Right now, I’m lulled by Dizzy World’s press release mix. It’s very lone cowboy, opening with a “Fistful of Dollars”, and then going into moody chill downbeats and a drum and bass burst then back into a corny cowboy song and then so on and so forth. It’s like film soundtrack muzak playing in an elevator, or what might be heard playing in a studio on deadline mode, with two screens playing films from Hulu and Netflix, respectively. Anyways, beyond the press release-cum-text, by Benjamin Niznik, not much else to glean about this show — oh, wait, here’s documentation from the show Delacruz and Matranga did together at Baltimore’s Rope last fall.


120 East Broadway
New York, NY
10:00 a.m. - 9:30 p.m.Website

Fung Wah Biennial

This inaugural biennial by Flux Factory presents the work of 24 artists on Chinatown bus routes from New York to Boston, Philly and Baltimore. Each Saturday in March the bus hits a different city; this Saturday, the bus will be making its way to Boston. During the trip, riders will experience artist-created works that respond to the individual bus lines’ histories and infrastructure. The works will be present enroute, touching on themes like travel, leisure or the impeding migration of emerging NYC spaces due to gentrification. Ticket prices range from $36.87 to $47.12, and can be purchased here.

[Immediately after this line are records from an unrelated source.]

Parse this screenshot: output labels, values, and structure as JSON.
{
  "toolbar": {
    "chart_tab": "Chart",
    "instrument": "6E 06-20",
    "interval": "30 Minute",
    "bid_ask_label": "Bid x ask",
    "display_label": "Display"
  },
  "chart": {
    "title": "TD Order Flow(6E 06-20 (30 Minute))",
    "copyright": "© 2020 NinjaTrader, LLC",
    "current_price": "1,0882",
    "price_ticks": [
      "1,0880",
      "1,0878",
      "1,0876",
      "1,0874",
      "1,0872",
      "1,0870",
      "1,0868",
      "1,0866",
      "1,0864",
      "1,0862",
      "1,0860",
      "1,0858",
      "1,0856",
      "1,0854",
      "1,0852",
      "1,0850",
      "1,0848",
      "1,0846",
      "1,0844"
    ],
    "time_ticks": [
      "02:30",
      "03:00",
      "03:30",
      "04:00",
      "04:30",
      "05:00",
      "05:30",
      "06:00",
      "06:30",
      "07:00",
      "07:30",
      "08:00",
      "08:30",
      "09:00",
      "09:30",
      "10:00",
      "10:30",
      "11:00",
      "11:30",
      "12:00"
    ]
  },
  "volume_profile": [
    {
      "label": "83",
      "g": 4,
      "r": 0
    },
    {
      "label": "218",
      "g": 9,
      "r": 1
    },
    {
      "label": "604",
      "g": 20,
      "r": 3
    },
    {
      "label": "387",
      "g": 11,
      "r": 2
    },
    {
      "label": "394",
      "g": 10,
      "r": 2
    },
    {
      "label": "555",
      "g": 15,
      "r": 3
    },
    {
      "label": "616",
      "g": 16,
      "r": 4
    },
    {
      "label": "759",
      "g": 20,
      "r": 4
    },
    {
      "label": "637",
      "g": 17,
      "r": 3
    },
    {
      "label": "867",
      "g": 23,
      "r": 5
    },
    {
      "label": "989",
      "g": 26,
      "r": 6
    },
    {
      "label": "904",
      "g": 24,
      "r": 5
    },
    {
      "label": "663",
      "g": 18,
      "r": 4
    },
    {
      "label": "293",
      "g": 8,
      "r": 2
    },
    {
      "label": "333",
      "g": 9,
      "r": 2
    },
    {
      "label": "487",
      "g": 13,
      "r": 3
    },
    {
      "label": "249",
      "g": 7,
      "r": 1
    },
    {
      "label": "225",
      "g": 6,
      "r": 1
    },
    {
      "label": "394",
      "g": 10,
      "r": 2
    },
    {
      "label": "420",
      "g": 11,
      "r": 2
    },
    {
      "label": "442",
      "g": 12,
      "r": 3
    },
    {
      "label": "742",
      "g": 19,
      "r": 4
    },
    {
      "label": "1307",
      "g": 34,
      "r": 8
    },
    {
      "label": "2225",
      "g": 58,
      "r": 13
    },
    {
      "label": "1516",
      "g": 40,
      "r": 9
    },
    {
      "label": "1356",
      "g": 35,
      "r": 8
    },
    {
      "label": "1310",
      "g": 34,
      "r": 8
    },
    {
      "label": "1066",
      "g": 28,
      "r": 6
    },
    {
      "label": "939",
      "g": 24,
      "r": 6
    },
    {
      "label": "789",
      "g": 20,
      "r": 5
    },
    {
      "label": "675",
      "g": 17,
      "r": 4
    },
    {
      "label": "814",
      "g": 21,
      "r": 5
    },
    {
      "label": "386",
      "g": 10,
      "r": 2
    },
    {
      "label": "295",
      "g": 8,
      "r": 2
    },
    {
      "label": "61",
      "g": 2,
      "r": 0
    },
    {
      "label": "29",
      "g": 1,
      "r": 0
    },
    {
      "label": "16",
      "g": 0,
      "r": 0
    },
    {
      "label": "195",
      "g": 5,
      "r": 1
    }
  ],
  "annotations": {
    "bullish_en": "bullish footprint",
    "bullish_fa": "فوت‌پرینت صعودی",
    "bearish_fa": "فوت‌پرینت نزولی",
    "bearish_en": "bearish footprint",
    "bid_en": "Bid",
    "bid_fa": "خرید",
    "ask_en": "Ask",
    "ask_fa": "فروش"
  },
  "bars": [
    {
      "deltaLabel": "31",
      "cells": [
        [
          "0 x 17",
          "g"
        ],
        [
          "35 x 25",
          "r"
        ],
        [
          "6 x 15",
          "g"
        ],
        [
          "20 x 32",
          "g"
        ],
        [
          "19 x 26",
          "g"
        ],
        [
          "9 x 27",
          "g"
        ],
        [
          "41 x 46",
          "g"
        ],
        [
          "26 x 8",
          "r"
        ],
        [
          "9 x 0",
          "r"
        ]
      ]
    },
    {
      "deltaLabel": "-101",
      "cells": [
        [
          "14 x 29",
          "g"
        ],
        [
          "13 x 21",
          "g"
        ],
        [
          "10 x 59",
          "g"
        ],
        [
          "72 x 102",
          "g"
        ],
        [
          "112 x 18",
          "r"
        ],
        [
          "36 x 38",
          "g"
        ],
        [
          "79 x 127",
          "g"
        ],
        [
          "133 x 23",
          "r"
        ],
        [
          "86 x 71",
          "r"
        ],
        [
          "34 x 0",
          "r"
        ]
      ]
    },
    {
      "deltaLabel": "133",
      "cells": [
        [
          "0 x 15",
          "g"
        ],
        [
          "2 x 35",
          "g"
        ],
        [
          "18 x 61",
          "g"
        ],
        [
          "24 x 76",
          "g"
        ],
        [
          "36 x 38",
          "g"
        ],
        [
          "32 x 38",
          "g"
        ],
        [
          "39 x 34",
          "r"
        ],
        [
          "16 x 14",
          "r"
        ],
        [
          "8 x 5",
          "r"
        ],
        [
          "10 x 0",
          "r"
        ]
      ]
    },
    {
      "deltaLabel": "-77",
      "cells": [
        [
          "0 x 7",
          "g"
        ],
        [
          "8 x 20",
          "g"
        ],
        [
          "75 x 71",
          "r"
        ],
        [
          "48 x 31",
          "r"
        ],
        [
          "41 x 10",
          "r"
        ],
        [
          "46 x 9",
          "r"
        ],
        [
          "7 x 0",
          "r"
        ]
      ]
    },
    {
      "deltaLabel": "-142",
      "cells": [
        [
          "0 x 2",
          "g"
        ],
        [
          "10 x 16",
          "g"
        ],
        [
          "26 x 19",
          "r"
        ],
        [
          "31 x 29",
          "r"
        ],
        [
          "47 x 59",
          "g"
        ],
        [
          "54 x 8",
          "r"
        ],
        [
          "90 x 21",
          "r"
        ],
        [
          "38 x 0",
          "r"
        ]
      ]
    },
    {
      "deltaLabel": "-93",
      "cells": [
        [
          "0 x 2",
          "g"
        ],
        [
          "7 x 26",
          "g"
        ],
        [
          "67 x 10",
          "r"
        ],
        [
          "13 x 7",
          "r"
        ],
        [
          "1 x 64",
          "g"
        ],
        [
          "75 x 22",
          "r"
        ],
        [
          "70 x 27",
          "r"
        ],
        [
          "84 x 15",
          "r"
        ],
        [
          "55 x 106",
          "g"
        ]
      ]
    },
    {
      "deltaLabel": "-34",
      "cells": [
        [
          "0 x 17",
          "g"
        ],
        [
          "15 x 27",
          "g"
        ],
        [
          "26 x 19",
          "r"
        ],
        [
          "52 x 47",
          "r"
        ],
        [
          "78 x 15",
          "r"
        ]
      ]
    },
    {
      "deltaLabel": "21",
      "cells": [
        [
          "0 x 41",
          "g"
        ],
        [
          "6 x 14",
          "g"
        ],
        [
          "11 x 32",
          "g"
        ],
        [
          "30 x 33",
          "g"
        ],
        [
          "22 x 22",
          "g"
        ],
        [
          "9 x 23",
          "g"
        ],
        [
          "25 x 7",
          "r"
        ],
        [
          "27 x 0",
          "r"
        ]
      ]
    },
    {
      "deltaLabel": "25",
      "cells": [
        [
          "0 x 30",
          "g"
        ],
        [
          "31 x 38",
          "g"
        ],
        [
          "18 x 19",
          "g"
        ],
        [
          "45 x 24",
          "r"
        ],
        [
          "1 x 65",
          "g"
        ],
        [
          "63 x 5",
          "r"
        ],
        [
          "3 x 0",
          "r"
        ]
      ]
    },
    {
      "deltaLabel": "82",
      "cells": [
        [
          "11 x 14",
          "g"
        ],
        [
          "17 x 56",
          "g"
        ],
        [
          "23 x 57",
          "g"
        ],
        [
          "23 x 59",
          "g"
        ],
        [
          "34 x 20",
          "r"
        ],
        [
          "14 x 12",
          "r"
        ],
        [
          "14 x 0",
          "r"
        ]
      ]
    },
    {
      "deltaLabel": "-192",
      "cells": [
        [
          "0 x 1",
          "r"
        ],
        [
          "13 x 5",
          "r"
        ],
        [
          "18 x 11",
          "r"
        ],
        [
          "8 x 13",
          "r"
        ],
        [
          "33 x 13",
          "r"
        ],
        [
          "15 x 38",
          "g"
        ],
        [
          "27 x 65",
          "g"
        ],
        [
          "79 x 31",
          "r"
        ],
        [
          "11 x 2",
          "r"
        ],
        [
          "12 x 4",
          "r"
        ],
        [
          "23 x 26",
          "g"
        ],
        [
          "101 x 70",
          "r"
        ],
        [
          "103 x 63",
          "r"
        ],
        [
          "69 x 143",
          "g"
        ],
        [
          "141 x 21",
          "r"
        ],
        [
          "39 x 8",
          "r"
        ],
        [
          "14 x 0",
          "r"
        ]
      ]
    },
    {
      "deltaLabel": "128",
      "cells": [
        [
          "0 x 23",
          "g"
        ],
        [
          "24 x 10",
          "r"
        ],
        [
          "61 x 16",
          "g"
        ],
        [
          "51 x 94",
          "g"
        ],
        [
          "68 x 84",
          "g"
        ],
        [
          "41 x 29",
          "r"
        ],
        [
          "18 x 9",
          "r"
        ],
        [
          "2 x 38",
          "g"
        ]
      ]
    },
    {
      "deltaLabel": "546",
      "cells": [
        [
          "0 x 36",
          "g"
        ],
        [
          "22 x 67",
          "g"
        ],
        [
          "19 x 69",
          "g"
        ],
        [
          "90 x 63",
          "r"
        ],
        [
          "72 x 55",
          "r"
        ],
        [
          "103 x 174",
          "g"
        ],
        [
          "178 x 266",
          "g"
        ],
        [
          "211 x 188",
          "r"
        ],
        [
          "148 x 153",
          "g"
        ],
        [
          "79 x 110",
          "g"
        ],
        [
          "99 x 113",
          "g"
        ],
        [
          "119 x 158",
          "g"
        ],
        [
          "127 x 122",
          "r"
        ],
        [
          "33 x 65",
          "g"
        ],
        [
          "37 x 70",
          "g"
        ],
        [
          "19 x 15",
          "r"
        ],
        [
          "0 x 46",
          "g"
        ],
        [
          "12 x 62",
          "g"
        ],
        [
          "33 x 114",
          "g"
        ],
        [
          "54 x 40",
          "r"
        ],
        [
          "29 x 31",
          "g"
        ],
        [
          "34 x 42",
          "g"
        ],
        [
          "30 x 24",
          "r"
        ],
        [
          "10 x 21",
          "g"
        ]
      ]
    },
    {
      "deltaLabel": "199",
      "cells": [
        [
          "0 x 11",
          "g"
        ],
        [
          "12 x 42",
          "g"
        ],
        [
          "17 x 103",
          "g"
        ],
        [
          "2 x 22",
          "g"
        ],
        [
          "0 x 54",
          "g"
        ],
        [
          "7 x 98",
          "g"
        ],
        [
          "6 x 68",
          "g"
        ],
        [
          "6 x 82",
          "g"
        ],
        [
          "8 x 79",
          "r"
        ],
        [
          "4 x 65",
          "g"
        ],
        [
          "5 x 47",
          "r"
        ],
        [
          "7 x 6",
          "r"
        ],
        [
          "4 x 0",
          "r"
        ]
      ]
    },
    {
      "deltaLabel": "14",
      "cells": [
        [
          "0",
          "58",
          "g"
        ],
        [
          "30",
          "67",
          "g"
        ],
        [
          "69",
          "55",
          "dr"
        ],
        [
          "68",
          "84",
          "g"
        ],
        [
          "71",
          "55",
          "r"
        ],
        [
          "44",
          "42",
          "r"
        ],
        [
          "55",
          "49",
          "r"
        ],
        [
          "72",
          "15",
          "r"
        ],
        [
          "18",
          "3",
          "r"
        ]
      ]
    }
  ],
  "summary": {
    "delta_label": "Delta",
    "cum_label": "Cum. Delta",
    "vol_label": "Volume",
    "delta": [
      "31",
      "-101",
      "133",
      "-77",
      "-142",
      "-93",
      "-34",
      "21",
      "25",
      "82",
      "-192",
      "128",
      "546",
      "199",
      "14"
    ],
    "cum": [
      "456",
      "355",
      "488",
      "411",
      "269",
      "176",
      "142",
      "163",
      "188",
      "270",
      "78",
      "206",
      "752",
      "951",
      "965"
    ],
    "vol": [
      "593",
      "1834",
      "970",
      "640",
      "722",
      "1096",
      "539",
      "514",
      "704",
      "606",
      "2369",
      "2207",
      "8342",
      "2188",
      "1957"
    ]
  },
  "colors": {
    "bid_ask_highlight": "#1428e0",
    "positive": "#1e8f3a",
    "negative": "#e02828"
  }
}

Featured artists on the Chinatown Boston-bound bus route: Marco Castro, Eric Doeringer, Fan Letters ( Alex Nathanson and Dylan Neely), Sunita Prasad, Joshua Caleb Wiebley, Ariel Abrahams and Rony Efrat, Magali Duzant, Keith Hartwig and Daniel Newman, Seth Timothy Larson and Abigail Entsminger, Manuel Molina Martagon, Kristoffer Ørum, Ruth Patir, Pines / Palms (Emily Ensminger + Sophie Trauberman), Jonah Levy, Roopa Vasudevan, Tereza Szwanda


11 West 53rd Street
New York, NY
10:00 a.m. - 5:00 p.m.Website

Wikipedia Edit-a-thon: Art + Feminism

It’s that time of the year to beef up Wikipedia’s art and feminism-related entries. This year’s edition of the communal edit-a-thon will kick off with a talk on feminism and digital culture featuring writers Orit Gat and Jenna Wortham, and will be followed by afternoon breakout groups for beginner to advanced Wikipedians. Bring a laptop, power cord and ideas. Tutorials, reference materials, on-site childcare and refreshments will be provided.



396 Johnson Ave.
Bushwick, NY
12:00 p.m. - 6:00 p.m.Website

Lili Reynaud-Dewar: I Sing The Body Electric

Last chance to see this solo from the French installation and performance artist, which features two projected videos that seem to bookend the works I saw at last year’s Venice Biennale. The works there, included in the Arsenale group show, featured her naked blood red-painted body frenetically dancing through the rooms of a high ceiling luxury European apartment. The mounted screens were surrounded by tall iron rodded curtains in soft shades, printed with protest sign block texts: “GHOSTS…/SPIRITS…SHADOWS…/FLUIDS…THIS IS A CULT!!!!!” (Yes, it was five exclamation marks.) It was probably the only overtly sexual-political-racial work in that show. Appropriately enough, the new work at Clearing has the red body moving through the empty spaces of Arsenale — perhaps an intimate institutional critique? — with printed silk twill scarves of the body with O’Keefe floral on a red carpet.